Dividend Stocks: Ontario funding adds to Extendicare’s annual revenue stream
Effective April 1, 2024, the Ontario Ministry of Long-Term Care implemented a 6.6% blended funding increase. The hike added $21.3 million to Extendicare’s annual revenue of $1.35 billion.
In the quarter ended September 30, 2024, revenue rose 11.3%, to $359.1 million from $322.5 million a year earlier. Revenue was higher due to the funding increase and the home healthcare business’s ADV (average daily volume) and managed services growth. The average occupancy in its long-term care (LTC) homes increased to 98.4% from 97.8%. Cash flow per share doubled, to $0.28 from $0.14.

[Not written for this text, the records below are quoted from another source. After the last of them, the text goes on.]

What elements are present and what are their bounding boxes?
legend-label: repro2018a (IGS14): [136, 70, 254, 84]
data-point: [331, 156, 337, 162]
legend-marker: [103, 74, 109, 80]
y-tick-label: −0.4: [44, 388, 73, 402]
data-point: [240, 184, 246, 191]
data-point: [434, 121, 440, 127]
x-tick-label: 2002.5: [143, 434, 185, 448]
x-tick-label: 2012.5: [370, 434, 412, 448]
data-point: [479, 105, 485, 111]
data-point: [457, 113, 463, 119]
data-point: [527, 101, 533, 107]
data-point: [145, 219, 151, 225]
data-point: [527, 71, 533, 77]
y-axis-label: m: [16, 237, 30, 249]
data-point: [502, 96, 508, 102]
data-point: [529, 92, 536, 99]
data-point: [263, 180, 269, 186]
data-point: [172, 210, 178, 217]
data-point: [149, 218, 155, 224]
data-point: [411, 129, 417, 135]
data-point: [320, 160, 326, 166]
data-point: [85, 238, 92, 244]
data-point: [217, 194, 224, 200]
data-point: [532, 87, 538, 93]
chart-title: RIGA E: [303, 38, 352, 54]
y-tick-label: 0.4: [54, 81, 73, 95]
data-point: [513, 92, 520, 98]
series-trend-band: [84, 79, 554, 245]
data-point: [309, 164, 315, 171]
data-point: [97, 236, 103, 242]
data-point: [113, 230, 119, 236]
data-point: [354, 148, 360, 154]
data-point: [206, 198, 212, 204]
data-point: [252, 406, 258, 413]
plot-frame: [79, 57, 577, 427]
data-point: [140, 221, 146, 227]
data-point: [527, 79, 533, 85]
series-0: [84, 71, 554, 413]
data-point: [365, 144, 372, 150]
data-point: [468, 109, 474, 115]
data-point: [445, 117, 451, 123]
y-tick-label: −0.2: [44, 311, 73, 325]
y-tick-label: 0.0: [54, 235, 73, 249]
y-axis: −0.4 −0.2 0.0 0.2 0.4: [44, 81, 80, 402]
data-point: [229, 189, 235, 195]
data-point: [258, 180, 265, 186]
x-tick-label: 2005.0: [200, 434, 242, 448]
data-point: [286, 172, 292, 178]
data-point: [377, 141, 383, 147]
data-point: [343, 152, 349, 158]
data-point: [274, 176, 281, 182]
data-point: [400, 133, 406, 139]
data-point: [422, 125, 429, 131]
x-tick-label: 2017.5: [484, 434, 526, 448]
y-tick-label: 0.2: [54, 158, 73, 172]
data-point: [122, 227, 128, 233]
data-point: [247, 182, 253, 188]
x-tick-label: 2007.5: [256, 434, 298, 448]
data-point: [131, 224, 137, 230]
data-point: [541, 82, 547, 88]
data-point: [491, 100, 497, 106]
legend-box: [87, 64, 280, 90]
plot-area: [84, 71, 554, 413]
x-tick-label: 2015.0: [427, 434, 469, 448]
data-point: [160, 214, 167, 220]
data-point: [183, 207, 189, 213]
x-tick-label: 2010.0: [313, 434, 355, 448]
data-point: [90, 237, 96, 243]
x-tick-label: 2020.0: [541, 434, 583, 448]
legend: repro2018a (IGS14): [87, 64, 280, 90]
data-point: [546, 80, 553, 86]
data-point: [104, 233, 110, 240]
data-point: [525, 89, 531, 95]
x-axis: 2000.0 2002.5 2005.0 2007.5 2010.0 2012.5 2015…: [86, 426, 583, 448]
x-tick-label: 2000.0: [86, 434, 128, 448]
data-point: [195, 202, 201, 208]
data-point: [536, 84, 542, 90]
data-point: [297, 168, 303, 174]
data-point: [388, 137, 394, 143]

Extendicare keeps buying back shares. Under approval from the TSX for the period from June 30, 2023, until expiry on June 29, 2024, the company repurchased 1.1 million of its shares at an average price of $6.23. Over the next year, it plans to keep buying back more of its stock.
Extendicare continues to pay monthly distributions of $0.04 a share; the annual rate of $0.48 yields a high 4.7%.
Recommendation in Dividend Advisor: Extendicare Inc. is a buy.